Death in Custody Reporting Act of 2013
- Long title: To encourage States to report to the Attorney General certain information regarding the deaths of individuals in the custody of law enforcement agencies, and for other purposes.
- Announced in: the 113th United States Congress
- Sponsored by: Rep. Robert C. "Bobby" Scott (D, VA-3)
- Number of co-sponsors: 1

Codification
- Acts affected: Omnibus Crime Control and Safe Streets Act of 1968
- U.S.C. sections affected: 42 U.S.C. § 3791, 42 U.S.C. § 3750 et seq.
- Agencies affected: United States Congress, United States Department of Justice

Legislative history
- Introduced in the House as H.R. 1447 by Rep. Robert C. "Bobby" Scott (D, VA-3) on April 9, 2013; Committee consideration by United States House Committee on the Judiciary, United States House Judiciary Subcommittee on Crime, Terrorism, Homeland Security and Investigations;

= Death in Custody Reporting Act of 2013 =

U.S. bill about reporting deaths of prisoners

The Death in Custody Reporting Act of 2013 is a bill that would require the United States Department of Justice to collect data from U.S. states and territories about the deaths of prisoners in their custody. States and territories would face monetary penalties for noncompliance. The bill would also require federal agencies to report on the deaths of prisoners in their custody. The Death in Custody Reporting Act of 2013 was introduced into the United States House of Representatives during the 113th United States Congress.

==Background==
In 2000, Congress passed the Death in Custody Reporting Act of 2000 (Public Law 106-297) which created a program requiring states to report on the deaths and circumstances of those deaths of any prisoners in their custody. The Bureau of Justice Statistics continued to collect this information even after the law expired in 2006. This bill would continue that program and extend it to federal prisoners. It would also require the Attorney General to analyze the data and try to find a way to reduce those deaths, then report on it to Congress.

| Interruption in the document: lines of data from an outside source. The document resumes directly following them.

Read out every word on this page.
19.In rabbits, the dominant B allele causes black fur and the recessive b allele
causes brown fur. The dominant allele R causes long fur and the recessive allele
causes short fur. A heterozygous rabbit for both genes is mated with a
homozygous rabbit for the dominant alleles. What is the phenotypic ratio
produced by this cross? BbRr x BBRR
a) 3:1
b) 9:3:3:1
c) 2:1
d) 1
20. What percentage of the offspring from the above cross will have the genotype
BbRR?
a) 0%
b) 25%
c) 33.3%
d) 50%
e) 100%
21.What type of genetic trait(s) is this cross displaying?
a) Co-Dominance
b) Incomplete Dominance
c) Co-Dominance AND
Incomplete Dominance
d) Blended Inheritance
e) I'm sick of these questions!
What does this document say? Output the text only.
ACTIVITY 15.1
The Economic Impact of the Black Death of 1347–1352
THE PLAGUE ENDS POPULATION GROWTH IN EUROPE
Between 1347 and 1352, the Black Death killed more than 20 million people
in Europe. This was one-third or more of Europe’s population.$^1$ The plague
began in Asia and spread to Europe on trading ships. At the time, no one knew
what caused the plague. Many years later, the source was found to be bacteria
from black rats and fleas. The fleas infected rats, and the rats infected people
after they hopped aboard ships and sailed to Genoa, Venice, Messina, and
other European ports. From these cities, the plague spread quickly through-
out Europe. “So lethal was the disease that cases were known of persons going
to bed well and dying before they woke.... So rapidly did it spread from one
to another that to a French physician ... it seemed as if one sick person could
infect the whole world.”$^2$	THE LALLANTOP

In 2011, 885 prisoners died in local custody, mostly due to natural causes such as cancer or heart disease. This was the lowest number of deaths over the twelve years that they were counted in this program.

==Provisions of the bill==
This summary is based largely on the summary provided by the Congressional Research Service, a public domain source.

The Death in Custody Reporting Act of 2013 would require states that receive certain criminal justice assistance grants to report to the Attorney General on a quarterly basis certain information regarding the death of any person who is detained, arrested, en route to incarceration, or incarcerated in state or local facilities or a boot camp prison. The bill would impose penalties on states that fail to comply with such reporting requirements.

The Death in Custody Reporting Act of 2013 would require the head of each federal law enforcement agency to report to the Attorney General annually certain information regarding the death of any person who: (1) is detained or arrested by any officer of such agency (or by any state or local law enforcement officer for purposes of a federal law enforcement operation); or (2) is en route to be incarcerated or detained, or is incarcerated or detained, at any federal correctional facility or federal pretrial detention facility located within the United States or any other facility pursuant to a contract with or used by such agency.

The bill would require the Attorney General to study such information and report on means by which it can be used to reduce the number of such deaths.

The information states would be required to provide includes mostly demographic data. States would need to indicate the prisoner's name, gender, race, ethnicity, and age. The circumstances surrounding the prisoner's death would also have to be reported.

==Procedural history==
The Death in Custody Reporting Act of 2013 was introduced into the United States House of Representatives on April 9, 2013 by Rep. Robert C. "Bobby" Scott (D, VA-3). It was referred to the United States House Committee on the Judiciary and the United States House Judiciary Subcommittee on Crime, Terrorism, Homeland Security and Investigations. On December 4, 2013, the full Committee held a Consideration and Mark-up session. They then order the bill to be reported by voice vote. On December 6, 2013, Majority Leader Eric Cantor's office announced that H.R. 1447 would be considered under a suspension of the rules during the week of December 9, 2013.

==Debate and discussion==
Rep. Bob Goodlatte spoke in favor of the bill at the House Judiciary Committee markup session, saying that "the collection of this data will help Federal, State, and local governments examine the relationship between deaths in custody and the proper management of jail and prison facilities."

Rep. John Conyers also spoke in favor of the bill at the markup session, arguing that the greatest powers of the government is to take away a citizen's freedom. As a result, "the government maintains an important obligation to treat those in its custody in a fair way and to refrain from doing them harm, and it is our role and in the interest of all our citizens that we maintain transparency with respect to the treatment of prisoners and others held in government custody."